Jennifer Gutshall is an instructor at Elite. As a young girl, she competed in gymnastics. She had taught gymnastics for five years but took an 11-year break before joining the team at Elite last year.
Her daughter, Kyndall, 7, is also a gymnast. With her mother's expertise and background, it was no surprise that her daughter would fall for the sport as well.
“If you love it, be dedicated,” Ms. Gutshall said.
With the success of Gabby Douglas — who made history as the first U.S. woman to win both all-around and team gold medals and the first African-American woman to win all-around gold — a new demographic may be attracted to the sport.
“Just like moms did in 1984, now African-American moms will be identifying with Gabby Douglas,” Rudd said. “I expect more black girls will be participating in gymnastics, and I'm glad for that.”
Boosting muscles and self esteem
Their mother, attorney Julie Moran, had no interest in the sport, but soon realized Cole may have a future in it beyond summer camp. He was added to a team at the gym.
Cole is determined to win a gold medal for his country. Elle enjoys doing pull-overs on bars and is trying to perfect her cartwheel.
“Now with the Olympics, their interest in it has quadrupled because they get to see grownups do it,” Ms. Moran said. “I've never seen Cole show such an interest in anything. That makes me very happy to have him excited about something.”
The twins have gone through the foster system and were adopted by Ms. Moran in 2010. She said Cole had some anger, but now, has a “sense of purpose.”
Confidence building is a huge part of gymnastics.

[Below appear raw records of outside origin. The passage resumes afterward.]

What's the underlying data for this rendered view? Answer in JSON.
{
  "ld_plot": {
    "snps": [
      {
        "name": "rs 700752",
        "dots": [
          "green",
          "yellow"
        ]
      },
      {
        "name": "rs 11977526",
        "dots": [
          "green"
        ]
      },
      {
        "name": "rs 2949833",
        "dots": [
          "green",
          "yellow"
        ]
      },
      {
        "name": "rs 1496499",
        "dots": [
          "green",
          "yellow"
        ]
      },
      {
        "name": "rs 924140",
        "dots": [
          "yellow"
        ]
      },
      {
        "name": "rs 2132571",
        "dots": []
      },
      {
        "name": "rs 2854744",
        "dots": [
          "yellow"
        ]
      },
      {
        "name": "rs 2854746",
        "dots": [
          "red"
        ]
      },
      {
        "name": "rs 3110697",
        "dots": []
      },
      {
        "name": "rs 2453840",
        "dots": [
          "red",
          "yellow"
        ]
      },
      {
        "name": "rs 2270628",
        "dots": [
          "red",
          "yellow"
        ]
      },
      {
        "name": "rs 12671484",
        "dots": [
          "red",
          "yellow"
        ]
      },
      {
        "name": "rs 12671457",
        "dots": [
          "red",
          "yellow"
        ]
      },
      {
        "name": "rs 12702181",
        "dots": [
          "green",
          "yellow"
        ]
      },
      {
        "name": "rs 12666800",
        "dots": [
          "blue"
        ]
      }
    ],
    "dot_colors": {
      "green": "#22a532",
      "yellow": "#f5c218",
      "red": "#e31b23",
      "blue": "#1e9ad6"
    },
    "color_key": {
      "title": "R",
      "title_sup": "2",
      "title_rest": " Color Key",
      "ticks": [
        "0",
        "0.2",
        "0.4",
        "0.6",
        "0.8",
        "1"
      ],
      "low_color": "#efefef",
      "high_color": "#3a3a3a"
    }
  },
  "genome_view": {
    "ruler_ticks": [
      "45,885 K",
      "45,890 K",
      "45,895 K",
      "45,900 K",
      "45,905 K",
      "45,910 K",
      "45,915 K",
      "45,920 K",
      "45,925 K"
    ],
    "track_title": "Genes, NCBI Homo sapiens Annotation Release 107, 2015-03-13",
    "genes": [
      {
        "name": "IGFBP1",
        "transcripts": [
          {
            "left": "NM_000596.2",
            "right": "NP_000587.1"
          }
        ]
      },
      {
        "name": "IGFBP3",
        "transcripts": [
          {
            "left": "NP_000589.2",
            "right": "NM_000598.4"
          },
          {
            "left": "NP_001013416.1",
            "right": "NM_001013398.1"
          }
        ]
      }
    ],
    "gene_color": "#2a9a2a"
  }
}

Rudd said boosting a child's self-esteem is one reason he started the program.
“They begin to become aware that they're doing something special,” he said. “They're able to talk one-on-one with an adult. They build this self confidence because they become aware that they're doing something pretty unique that not everybody can do.”
A high level of confidence is especially important for those who are competing. A lack of focus and confidence can be disastrous to a routine.
“When you're 12 feet above the ground on a high bar or you're six feet off the ground on a high beam, and things are getting ready to happen real, real fast, we don't have time to stop and say, 'gee, what if,'” Rudd said. “If doubt comes in, they're probably going to fall.”
Little girls, especially those who have gone through the foster system, Ms. Moran said, have a harder time gaining that confidence. Nonetheless, Elle has begun to shine and she's also lost some weight since the camp began.
“She walks around very proud,” Ms. Moran said. “She works so hard in her class.”